Is this restructuring a ‘sale’ procedure?

Meanwhile, there is an analysis in the industry that Macy’s has begun a full-fledged ‘downsizing’ considering a sale. In fact, last month, WSJ, citing sources, reported that real estate investment company Archhouse Management and asset management company Brigade Capital Management expressed their intention to acquire Macy’s. The desired acquisition price is $21 per share (approximately 2 won), which is a premium of approximately 7,700% compared to the closing price at the time the news was announced (December 12). The total acquisition amount amounts to $8 billion (approximately 21 trillion won).
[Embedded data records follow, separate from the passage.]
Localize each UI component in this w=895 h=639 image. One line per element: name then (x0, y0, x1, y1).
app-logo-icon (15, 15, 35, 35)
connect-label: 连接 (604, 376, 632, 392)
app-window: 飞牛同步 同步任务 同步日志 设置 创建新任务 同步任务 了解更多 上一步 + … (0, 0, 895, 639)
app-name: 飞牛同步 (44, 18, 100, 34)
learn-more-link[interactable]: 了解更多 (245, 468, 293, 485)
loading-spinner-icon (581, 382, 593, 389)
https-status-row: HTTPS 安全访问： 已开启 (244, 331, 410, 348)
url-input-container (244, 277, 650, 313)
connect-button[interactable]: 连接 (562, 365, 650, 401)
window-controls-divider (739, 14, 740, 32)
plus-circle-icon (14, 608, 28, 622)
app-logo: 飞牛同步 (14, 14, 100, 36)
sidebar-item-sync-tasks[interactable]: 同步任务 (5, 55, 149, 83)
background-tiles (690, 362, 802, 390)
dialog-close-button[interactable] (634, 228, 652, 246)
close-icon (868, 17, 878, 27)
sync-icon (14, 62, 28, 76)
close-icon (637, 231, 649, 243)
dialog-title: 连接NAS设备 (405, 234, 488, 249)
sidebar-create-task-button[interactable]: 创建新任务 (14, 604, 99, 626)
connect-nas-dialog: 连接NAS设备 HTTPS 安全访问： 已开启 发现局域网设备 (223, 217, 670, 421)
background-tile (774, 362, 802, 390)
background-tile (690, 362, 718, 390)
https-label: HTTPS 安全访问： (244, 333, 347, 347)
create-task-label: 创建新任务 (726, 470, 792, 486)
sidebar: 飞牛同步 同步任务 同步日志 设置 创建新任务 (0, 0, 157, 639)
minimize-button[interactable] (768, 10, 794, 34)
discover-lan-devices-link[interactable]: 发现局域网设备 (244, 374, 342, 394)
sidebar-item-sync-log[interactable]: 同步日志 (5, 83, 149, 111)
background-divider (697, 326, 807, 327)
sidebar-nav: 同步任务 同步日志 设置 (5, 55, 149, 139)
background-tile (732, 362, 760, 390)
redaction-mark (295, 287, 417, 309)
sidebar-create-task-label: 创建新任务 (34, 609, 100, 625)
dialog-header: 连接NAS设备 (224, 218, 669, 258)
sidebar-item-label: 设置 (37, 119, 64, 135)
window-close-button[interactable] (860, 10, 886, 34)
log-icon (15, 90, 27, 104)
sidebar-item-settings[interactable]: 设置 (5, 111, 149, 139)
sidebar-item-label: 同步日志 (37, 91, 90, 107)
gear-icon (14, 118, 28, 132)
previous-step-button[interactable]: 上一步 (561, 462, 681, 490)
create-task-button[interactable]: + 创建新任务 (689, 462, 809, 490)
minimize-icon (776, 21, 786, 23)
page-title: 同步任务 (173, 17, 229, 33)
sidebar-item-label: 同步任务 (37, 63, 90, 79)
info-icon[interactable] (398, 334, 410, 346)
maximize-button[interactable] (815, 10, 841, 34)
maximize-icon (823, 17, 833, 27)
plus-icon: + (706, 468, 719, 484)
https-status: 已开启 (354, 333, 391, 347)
Those interested in acquiring the company said that Macy’s is currently undervalued and that they intend to offer a higher acquisition price after conducting due diligence. What is the ‘intention’ of those who want to take over the collapsing department store business by adding a premium? The industry believes that they are aiming for profits from assets such as real estate rather than Macy’s distribution business. In fact, Richard Kestenbaum, co-founder of Triangle Capital, a distribution investment advisory company, analyzed, “If you find and sell hidden assets such as real estate, investors can make an immediate profit and later sell the company at a large profit.” 


Macy’s real estate is estimated to be worth between $75 billion and $116 billion. JP Morgan also estimated that the value of Macy’s real estate, including the store in Manhattan’s Herrod Square ($30 billion), would amount to $85 billion. Even after this acquisition proposal, investor demand for ‘real estate cash’ is expected to continue for some time. Macy’s distribution business, the central axis, has virtually been pushed to the back burner.

Department stores pushed out by online shopping, ‘disruption’ in the distribution industry

Why did America’s largest department store chain, with 166 years of history, collapse? The industry believes that Macy’s has been caught up in a ‘tectonic shift’ in the distribution industry. Initially, Macy’s was one of the companies that steadily maintained its stock price despite concerns about an economic slowdown following the pandemic. In February last year, the stock price rose 2%, soaring to $13. However, this strength did not last long. The stock price, which had briefly sparkled at the beginning of the year, immediately began to slip, and the department store business conditions and performance also went downhill.

It is pointed out that ‘online shopping’, which has become a mainstream distribution industry in the wake of the pandemic, is what has led to the decline. In 19, when the COVID-2021 pandemic was in full swing, the U.S. e-commerce market grew rapidly, accounting for 13.2% (sales of $8,700 billion) of the total retail market. Consumers were captivated by the convenience of online shopping, and even after the pandemic, they enjoyed shopping online instead of going out of the house. According to market research firm Comscore, annual e-commerce sales in the U.S. exceeded $1 trillion (approximately KRW 1,229 trillion) last year for the first time in history.

Many offline shopping malls that have lost their standing are on the path to full-scale decline. Macy’s, which boasts the title of ‘America’s Largest’, also could not avoid the dark cloud that descended on the entire industry. As negative news continues to accumulate both inside and outside the market, there is a pessimistic outlook in the industry that Macy’s restructuring and sale will accelerate the downturn in the offline distribution industry.